Multiple Sklerose

Neutralisierende Antikörper bei der Behandlung mit Interferon beta


Prof. Dr. Hans Christoph Diener, Essen

Der Erfolg einer Interferon-beta-Therapie der multiplen Sklerose kann durch die Bildung neutralisierender Antikörper beeinträchtigt werden. Die amerikanische neurologische Gesellschaft hat unlängst zu diesem Problem Stellung genommen.

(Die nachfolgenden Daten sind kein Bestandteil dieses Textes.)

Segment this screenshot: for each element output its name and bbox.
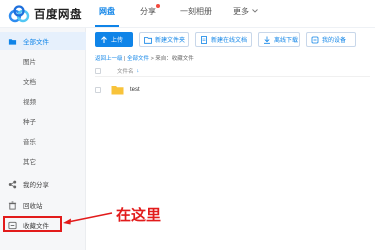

Interferon beta ist eine etablierte immunmodulatorische Behandlung der schubförmigen multiplen Sklerose. Im Moment stehen in Deutschland drei Präparate zur Verfügung nämlich Avonex® und Rebif® (Interferon beta-1a) sowie Betaferon® (Interferon beta-1b). Ein Teil der Patienten entwickelt neutralisierende Antikörper, die den Therapieerfolg minimieren und zum Teil sogar aufheben. Die amerikanische neurologische Gesellschaft hat daher einen Bericht verfasst, in dem sie zu den neutralisierten Antikörpern bei der Behandlung mit Interferon beta Stellung nimmt.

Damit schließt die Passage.